Per un quanto d'ora non si dissero una parola. Arrivati a una barca tirata a sicco, Montalbano s'assitò sulla rena, Francois gli si mise allato e il commissario gli passò un braccio attorno alle spalle.
“Iu persi a me matri ch'era macari cchiù nicu di tia” esordì. E iniziarono a parlare, il commissario in siciliano e Francois in arabo, capendosi perfettamente. Gli confidò cose che mai aveva detto a nessuno, manco a Livia.
Il pianto sconsolato di certe notti, con la testa sotto il cuscino perché suo padre non lo sentisse; la disperazione mattutina quando sapeva che non c'era sua madre in cucina a preparargli la colazione o, qualche anno dopo, la merendina per la scuola.

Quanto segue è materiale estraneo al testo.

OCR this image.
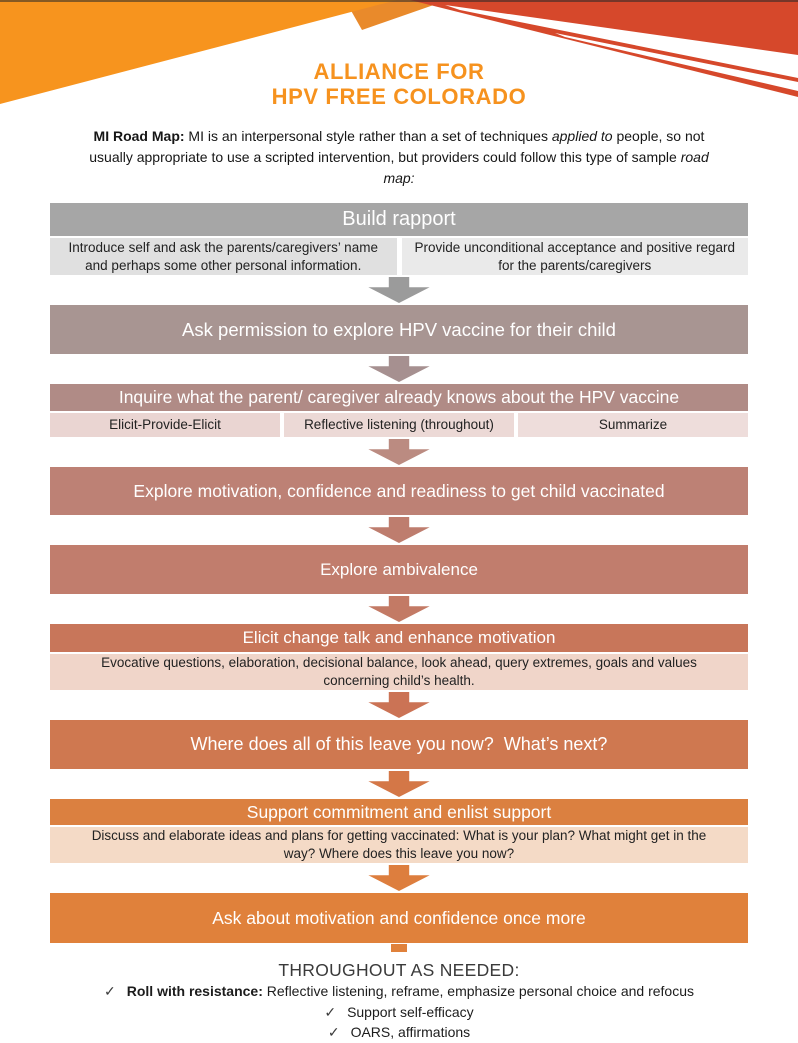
ALLIANCE FOR
HPV FREE COLORADO

MI Road Map: MI is an interpersonal style rather than a set of techniques applied to people, so not usually appropriate to use a scripted intervention, but providers could follow this type of sample road map:

Build rapport
Introduce self and ask the parents/caregivers’ name and perhaps some other personal information.
Provide unconditional acceptance and positive regard for the parents/caregivers
Ask permission to explore HPV vaccine for their child
Inquire what the parent/ caregiver already knows about the HPV vaccine
Elicit-Provide-Elicit	Reflective listening (throughout)	Summarize
Explore motivation, confidence and readiness to get child vaccinated
Explore ambivalence
Elicit change talk and enhance motivation
Evocative questions, elaboration, decisional balance, look ahead, query extremes, goals and values concerning child’s health.
Where does all of this leave you now?  What’s next?
Support commitment and enlist support
Discuss and elaborate ideas and plans for getting vaccinated: What is your plan? What might get in the way? Where does this leave you now?
Ask about motivation and confidence once more
THROUGHOUT AS NEEDED:
✓ Roll with resistance: Reflective listening, reframe, emphasize personal choice and refocus
✓ Support self-efficacy
✓ OARS, affirmations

Ed è una mancanza che non vien mai più colmata, te la porti appresso fino in punto di morte.
Ma rimane un
assassino da trovare.
E c'è
anche un bambino innocente, da proteggere da quella “facenna”

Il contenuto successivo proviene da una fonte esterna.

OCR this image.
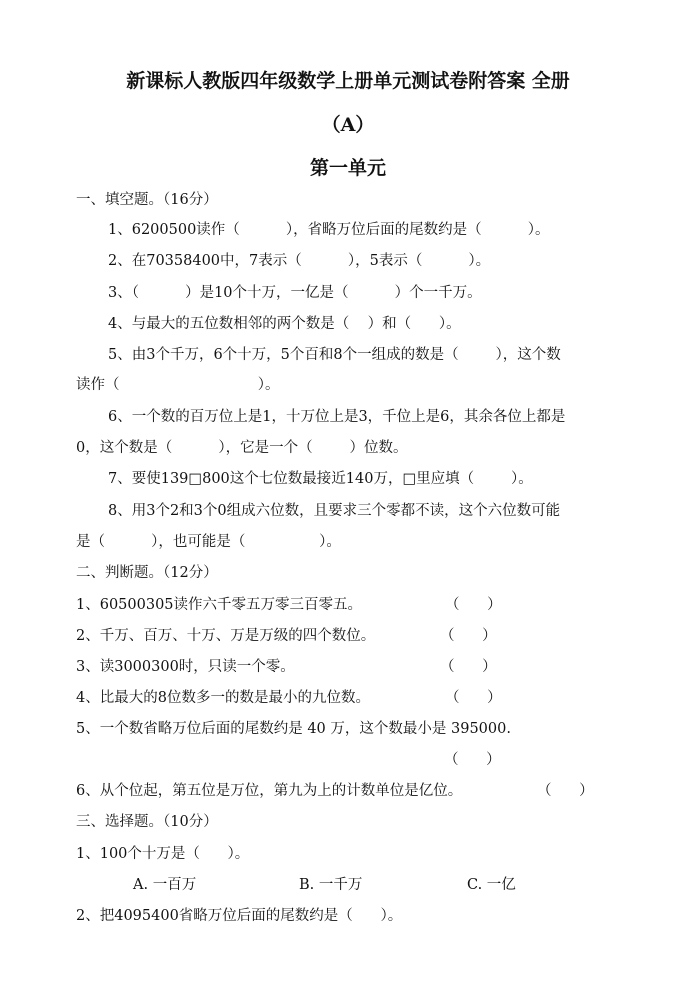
新课标人教版四年级数学上册单元测试卷附答案 全册
（A）
第一单元
一、填空题。（16分）
1、6200500读作（          ），省略万位后面的尾数约是（          ）。
2、在70358400中，7表示（          ），5表示（          ）。
3、（          ）是10个十万，一亿是（          ）个一千万。
4、与最大的五位数相邻的两个数是（    ）和（      ）。
5、由3个千万，6个十万，5个百和8个一组成的数是（        ），这个数
读作（                              ）。
6、一个数的百万位上是1，十万位上是3，千位上是6，其余各位上都是
0，这个数是（          ），它是一个（        ）位数。
7、要使139□800这个七位数最接近140万，□里应填（        ）。
8、用3个2和3个0组成六位数，且要求三个零都不读，这个六位数可能
是（          ），也可能是（                ）。
二、判断题。（12分）
1、60500305读作六千零五万零三百零五。	（      ）
2、千万、百万、十万、万是万级的四个数位。	（      ）
3、读3000300时，只读一个零。	（      ）
4、比最大的8位数多一的数是最小的九位数。	（      ）
5、一个数省略万位后面的尾数约是 40 万，这个数最小是 395000.
（      ）
6、从个位起，第五位是万位，第九为上的计数单位是亿位。	（      ）
三、选择题。（10分）
1、100个十万是（      ）。
A. 一百万	B. 一千万	C. 一亿
2、把4095400省略万位后面的尾数约是（      ）。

che, per dirla alla Montalbano “comincia a fetiri”
quando spunta fuori una targa
blindata, dei servizi, anche loro coinvolti nella storia del
pescatore tunisino morto.
Gente
senza scrupoli che, in nome di una ragione di Stato usata come foglia
di fico, sono disposti a qualsiasi bassezza, scaricando le colpe sui
servizi deviati “che non esistono. Sono sempre loro, per
natura e costituzione, ad essere deviati”.
Montalbano
si troverà di fronte alle sue paure, di mancato padre e di figlio.
Alla paura irrazionale della morte. Perfino la paura di una
promozione che lo allontani da Vigata, che significherebbe la
rinuncia ai suoi capricci investigativi.
Ed
ecco allora la fuga, il rifugiarsi nelle sue inchieste, nel suo
mondo, il piccolo mondo perfetto (o imperfetto) del commissariato di
Vigata.
Il
centro più inventato della Sicilia più autentica.